Tyler showed me this op-ed by Marjorie Dannenfelser in National Review. Dannenfelser espouses feelings that I have found quite common in conversation lately, feelings about how Women's History Month, Black History Month, and the like, are nearly discriminatory because of the way that they single out the accomplishments of certain members of certain segments of the population. In conversation, I also heard the opinion that such months were completely unfair because there is no such thing as "White Men's History Month," and, you know, white men built America.
Dannenfelser seems very adamant about trying to come off as being pro-woman, but in some large ways, I would have to say that she falls short because she is missing some things in her evaluation of Women's History Month.
"Of course there are accomplished women who came before and are all around us. Do we have to keep bragging about it? The proof of our accomplishments is in the pudding, and when we succeed, it isn’t solely a 'woman’s success,' it’s a human one. Are women so weak and fearful that they need constant reassurance, like a first grader struggling to read? It should be assumed that women have unique talents and are capable of greatness. Why do feminists think we don’t know that?
Sometime after its beginnings in the organized suffrage movement, the American women’s movement lost its way. Somewhere along the path to Roe v. Wade, The Vagina Monologues, and Hillary Rodham Clinton, the hierarchy of values inverted: The anatomy of the person serving the cause became more important than the cause itself." (emphasis mine)
There is an inherent problem in believing that women's accomplishments are the same as "human ones" because to believe that means that one must also believe that gender is an inconsequential aspect of life since being human does not specify a gender. That is not true.
Women in America do enjoy more rights than many women in the world, but that does not automatically translate to "women have the same opportunities as men," and it is in this difference that make the idea of "women's accomplishments" and "Women's History Month" seem reasonable to me.
If women had the same chance for promotion as men, were not limited in their career choices by the burden of parenthood (which still largely falls on women), and had equal representation in the highest levels of the government that rules this country, maybe I could sympathize with the idea that a Women's History Month was condescending to women. But that is not the present state of American society.
If Dannenfelser was really as pro-woman as she claims to be, she would be better able to understand women's experiences, and how they are still sometimes adversely effected by American society.

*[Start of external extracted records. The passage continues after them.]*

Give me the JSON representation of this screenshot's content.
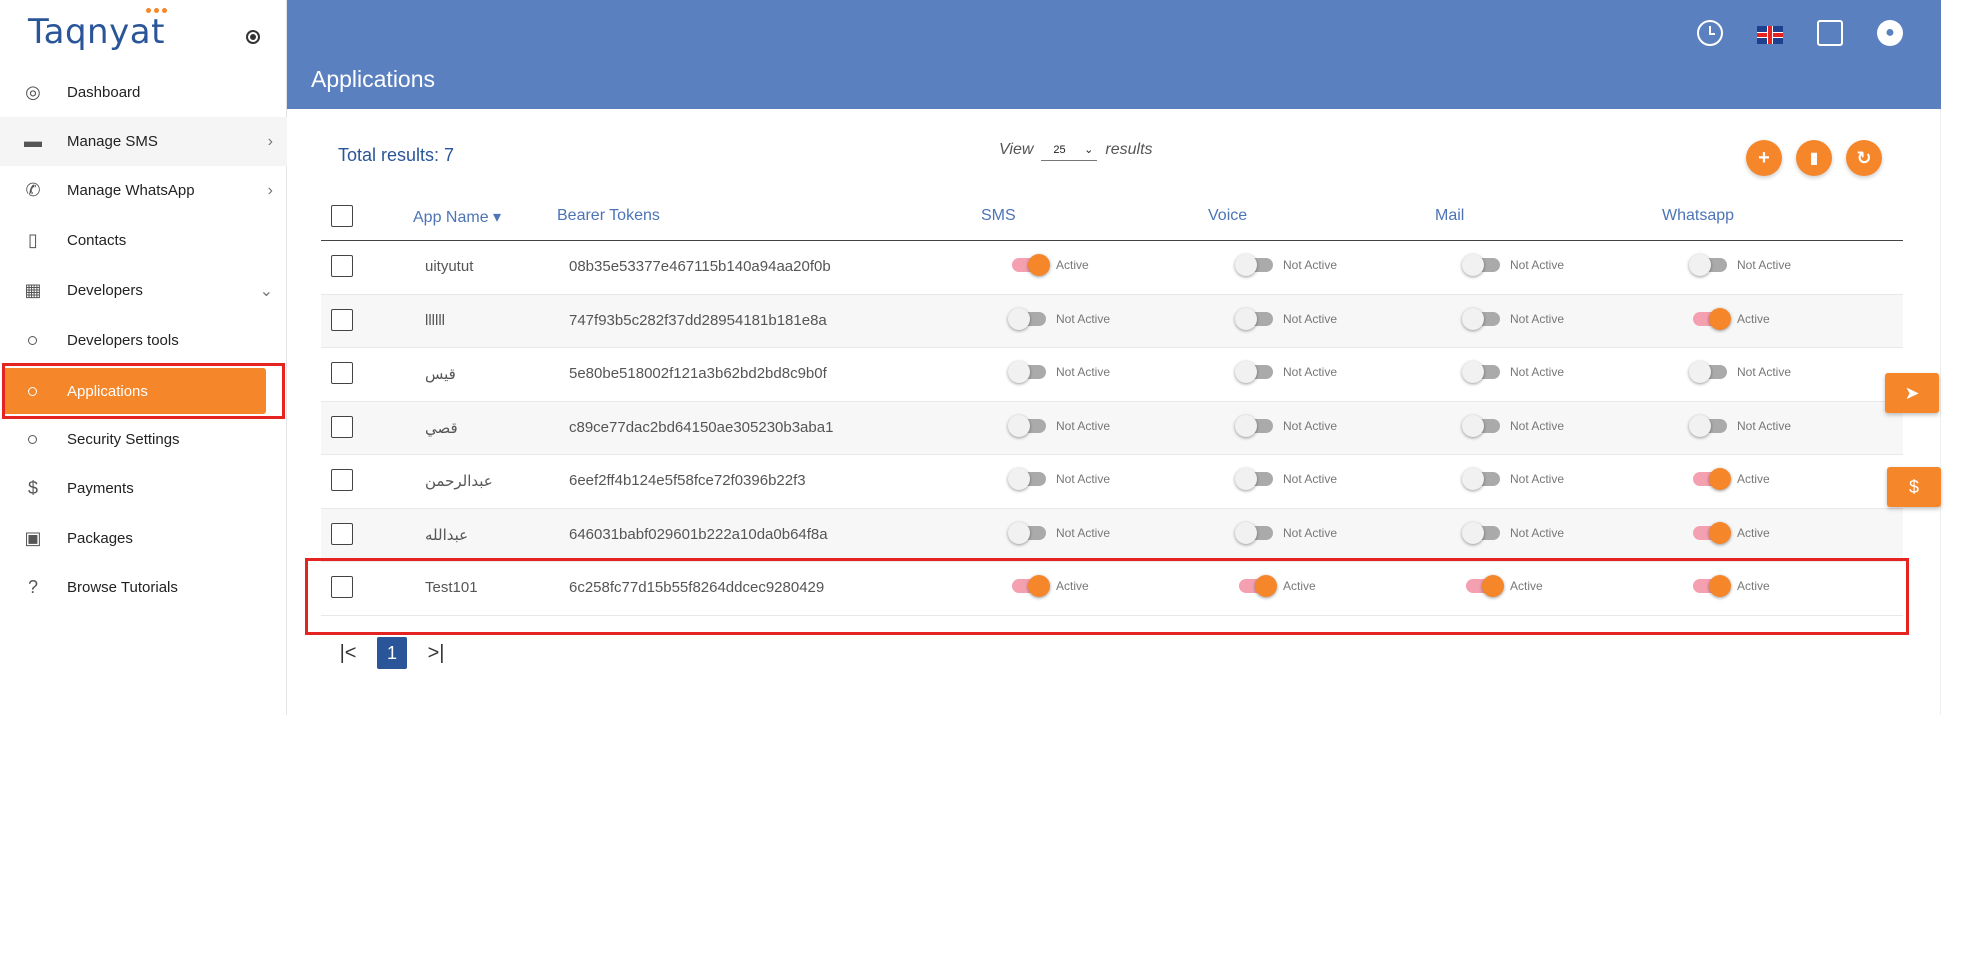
{
  "brand": {
    "name": "Taqnyat"
  },
  "sidebar": {
    "items": [
      {
        "label": "Dashboard",
        "icon": "palette-icon"
      },
      {
        "label": "Manage SMS",
        "icon": "message-icon",
        "chevron": ">"
      },
      {
        "label": "Manage WhatsApp",
        "icon": "whatsapp-icon",
        "chevron": ">"
      },
      {
        "label": "Contacts",
        "icon": "book-icon"
      },
      {
        "label": "Developers",
        "icon": "developer-icon",
        "chevron": "v"
      },
      {
        "label": "Developers tools"
      },
      {
        "label": "Applications"
      },
      {
        "label": "Security Settings"
      },
      {
        "label": "Payments",
        "icon": "dollar-icon"
      },
      {
        "label": "Packages",
        "icon": "package-icon"
      },
      {
        "label": "Browse Tutorials",
        "icon": "help-icon"
      }
    ]
  },
  "header": {
    "title": "Applications"
  },
  "toolbar": {
    "total": "Total results: 7",
    "view_label": "View",
    "view_value": "25",
    "results_label": "results"
  },
  "table": {
    "columns": [
      "App Name",
      "Bearer Tokens",
      "SMS",
      "Voice",
      "Mail",
      "Whatsapp"
    ],
    "sort_indicator": "▾",
    "rows": [
      {
        "name": "uityutut",
        "token": "08b35e53377e467115b140a94aa20f0b",
        "sms": "Active",
        "voice": "Not Active",
        "mail": "Not Active",
        "whatsapp": "Not Active"
      },
      {
        "name": "llllll",
        "token": "747f93b5c282f37dd28954181b181e8a",
        "sms": "Not Active",
        "voice": "Not Active",
        "mail": "Not Active",
        "whatsapp": "Active"
      },
      {
        "name": "قيس",
        "token": "5e80be518002f121a3b62bd2bd8c9b0f",
        "sms": "Not Active",
        "voice": "Not Active",
        "mail": "Not Active",
        "whatsapp": "Not Active"
      },
      {
        "name": "قصي",
        "token": "c89ce77dac2bd64150ae305230b3aba1",
        "sms": "Not Active",
        "voice": "Not Active",
        "mail": "Not Active",
        "whatsapp": "Not Active"
      },
      {
        "name": "عبدالرحمن",
        "token": "6eef2ff4b124e5f58fce72f0396b22f3",
        "sms": "Not Active",
        "voice": "Not Active",
        "mail": "Not Active",
        "whatsapp": "Active"
      },
      {
        "name": "عبدالله",
        "token": "646031babf029601b222a10da0b64f8a",
        "sms": "Not Active",
        "voice": "Not Active",
        "mail": "Not Active",
        "whatsapp": "Active"
      },
      {
        "name": "Test101",
        "token": "6c258fc77d15b55f8264ddcec9280429",
        "sms": "Active",
        "voice": "Active",
        "mail": "Active",
        "whatsapp": "Active"
      }
    ]
  },
  "pager": {
    "first": "|<",
    "current": "1",
    "last": ">|"
  },
  "colors": {
    "accent": "#f5862a",
    "header": "#5b80c0",
    "highlight": "#e52421"
  }
}
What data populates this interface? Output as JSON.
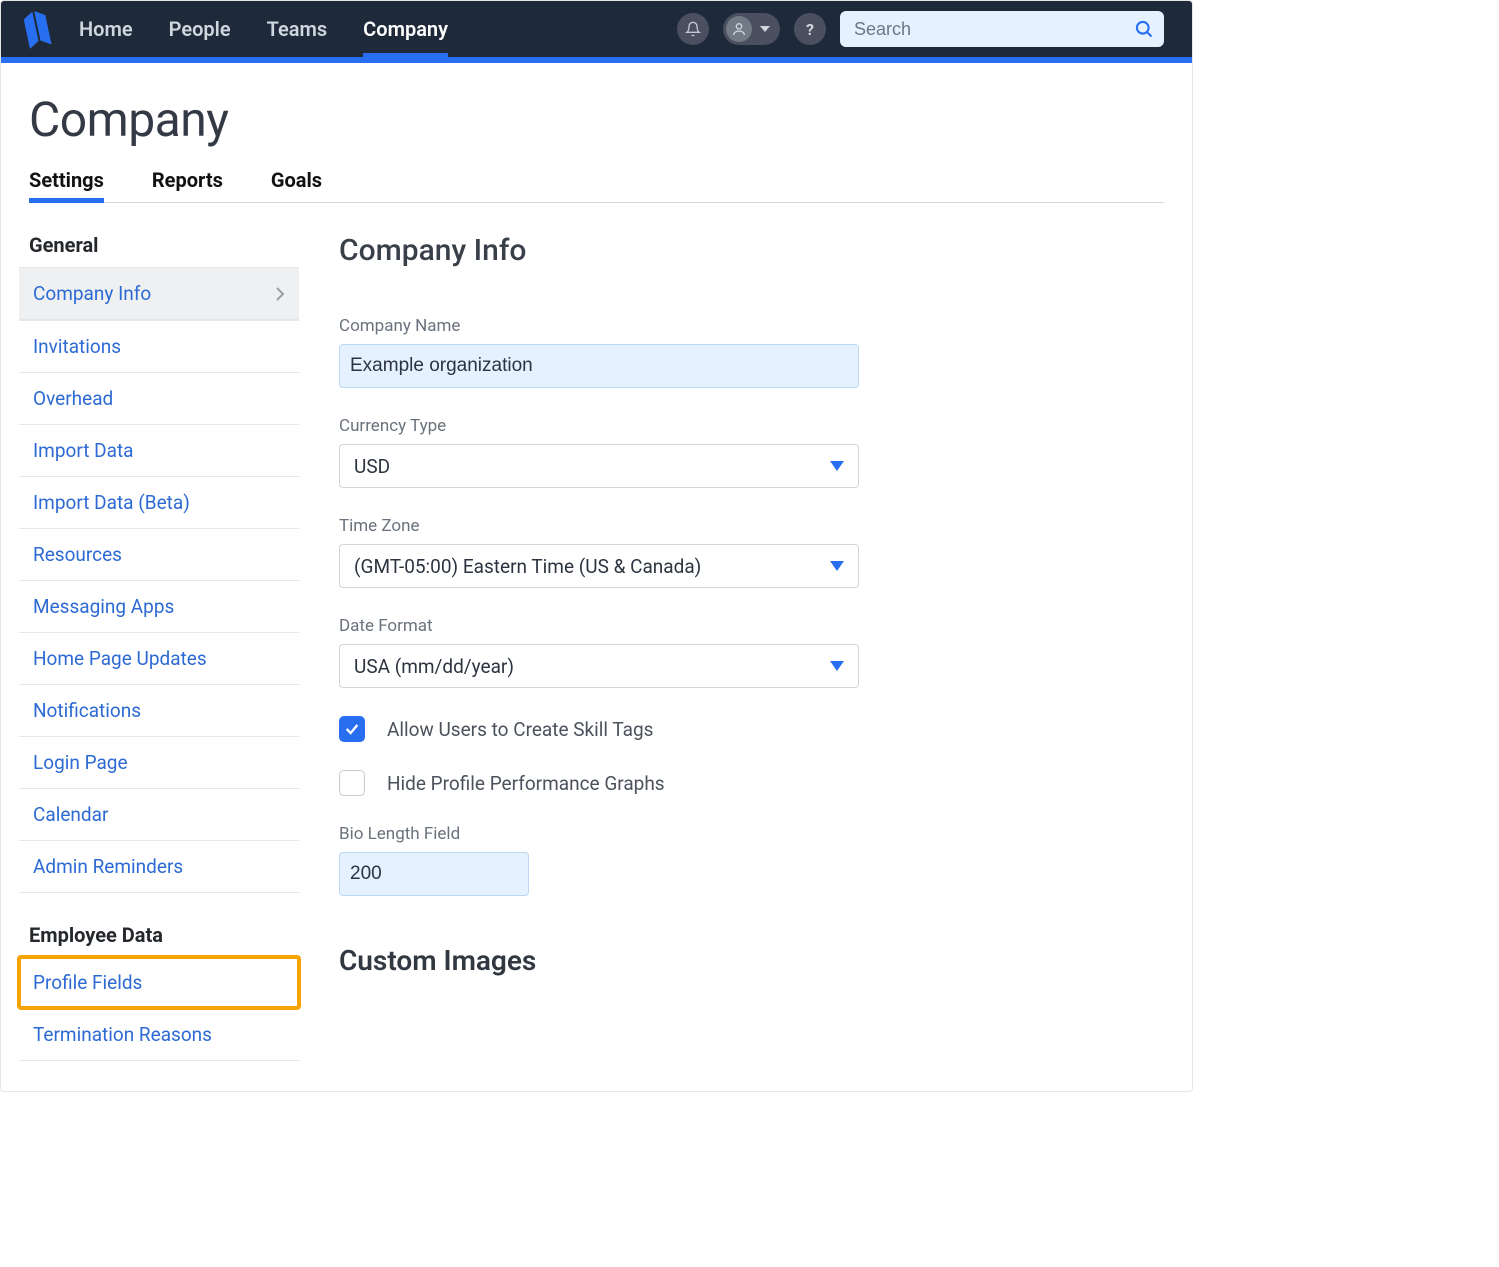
{
  "topnav": {
    "items": [
      {
        "label": "Home",
        "active": false
      },
      {
        "label": "People",
        "active": false
      },
      {
        "label": "Teams",
        "active": false
      },
      {
        "label": "Company",
        "active": true
      }
    ]
  },
  "search": {
    "placeholder": "Search"
  },
  "page": {
    "title": "Company",
    "subtabs": [
      {
        "label": "Settings",
        "active": true
      },
      {
        "label": "Reports",
        "active": false
      },
      {
        "label": "Goals",
        "active": false
      }
    ]
  },
  "sidebar": {
    "sections": [
      {
        "title": "General",
        "items": [
          {
            "label": "Company Info",
            "selected": true
          },
          {
            "label": "Invitations"
          },
          {
            "label": "Overhead"
          },
          {
            "label": "Import Data"
          },
          {
            "label": "Import Data (Beta)"
          },
          {
            "label": "Resources"
          },
          {
            "label": "Messaging Apps"
          },
          {
            "label": "Home Page Updates"
          },
          {
            "label": "Notifications"
          },
          {
            "label": "Login Page"
          },
          {
            "label": "Calendar"
          },
          {
            "label": "Admin Reminders"
          }
        ]
      },
      {
        "title": "Employee Data",
        "items": [
          {
            "label": "Profile Fields",
            "highlight": true
          },
          {
            "label": "Termination Reasons"
          }
        ]
      }
    ]
  },
  "main": {
    "heading": "Company Info",
    "company_name_label": "Company Name",
    "company_name_value": "Example organization",
    "currency_label": "Currency Type",
    "currency_value": "USD",
    "timezone_label": "Time Zone",
    "timezone_value": "(GMT-05:00) Eastern Time (US & Canada)",
    "dateformat_label": "Date Format",
    "dateformat_value": "USA (mm/dd/year)",
    "allow_skill_tags_label": "Allow Users to Create Skill Tags",
    "allow_skill_tags_checked": true,
    "hide_graphs_label": "Hide Profile Performance Graphs",
    "hide_graphs_checked": false,
    "bio_length_label": "Bio Length Field",
    "bio_length_value": "200",
    "custom_images_heading": "Custom Images"
  }
}
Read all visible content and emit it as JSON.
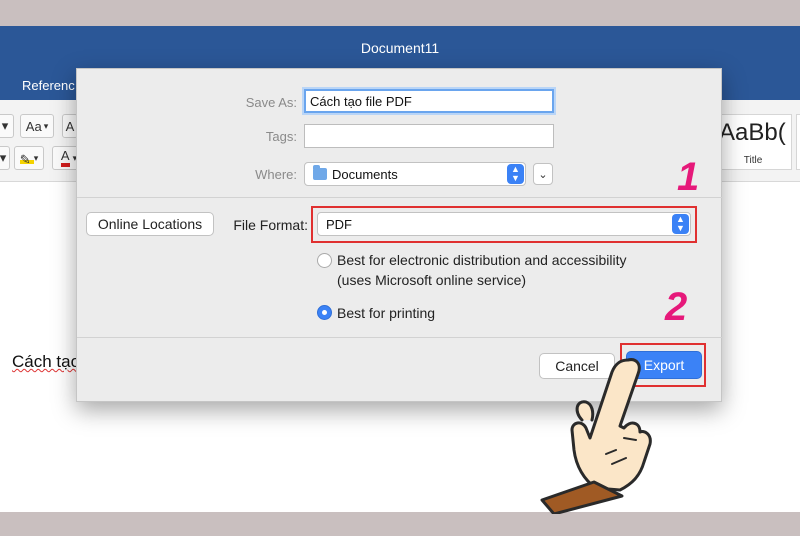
{
  "window": {
    "title": "Document11"
  },
  "ribbon": {
    "tab_label": "Referenc",
    "font_grow_label": "Aa",
    "font_color_label": "A",
    "style_sample": "AaBb(",
    "style_name": "Title"
  },
  "document": {
    "body_text": "Cách tạo"
  },
  "dialog": {
    "save_as_label": "Save As:",
    "save_as_value": "Cách tạo file PDF",
    "tags_label": "Tags:",
    "tags_value": "",
    "where_label": "Where:",
    "where_value": "Documents",
    "online_locations_label": "Online Locations",
    "file_format_label": "File Format:",
    "file_format_value": "PDF",
    "options": [
      {
        "label": "Best for electronic distribution and accessibility (uses Microsoft online service)",
        "line1": "Best for electronic distribution and accessibility",
        "line2": "(uses Microsoft online service)",
        "selected": false
      },
      {
        "label": "Best for printing",
        "selected": true
      }
    ],
    "cancel_label": "Cancel",
    "export_label": "Export"
  },
  "annotations": {
    "step1": "1",
    "step2": "2",
    "highlight_color": "#e03030",
    "number_color": "#e6197a"
  },
  "colors": {
    "titlebar": "#2b5797",
    "accent": "#3b82f6"
  }
}
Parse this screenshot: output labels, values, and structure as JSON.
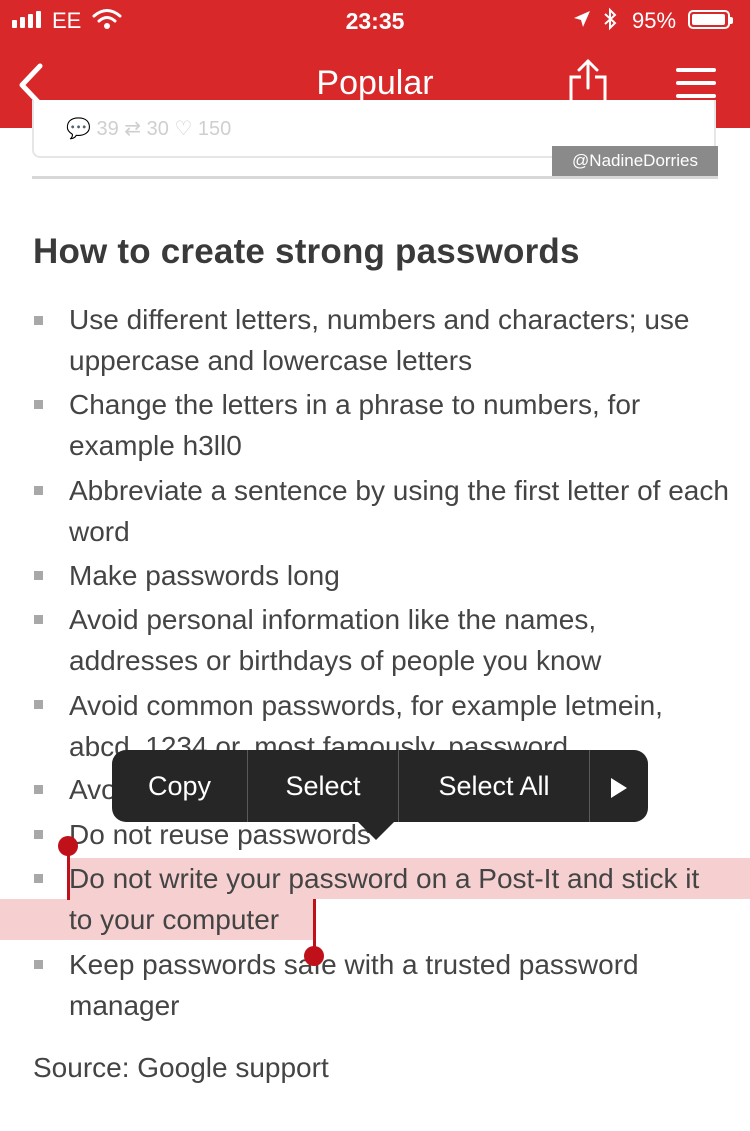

I also feel that Dannenfelser is wrong in her presumption that "The anatomy of the person serving the cause became more important than the cause itself." The causes undertaken by more modern feminists have retained their importance, and feminists have struggled for them with enduring vigor. Reminding people that women who have accomplished something in a society that still does not afford women the same opportunities as men is not something to shy away from, because gender still matters in American life.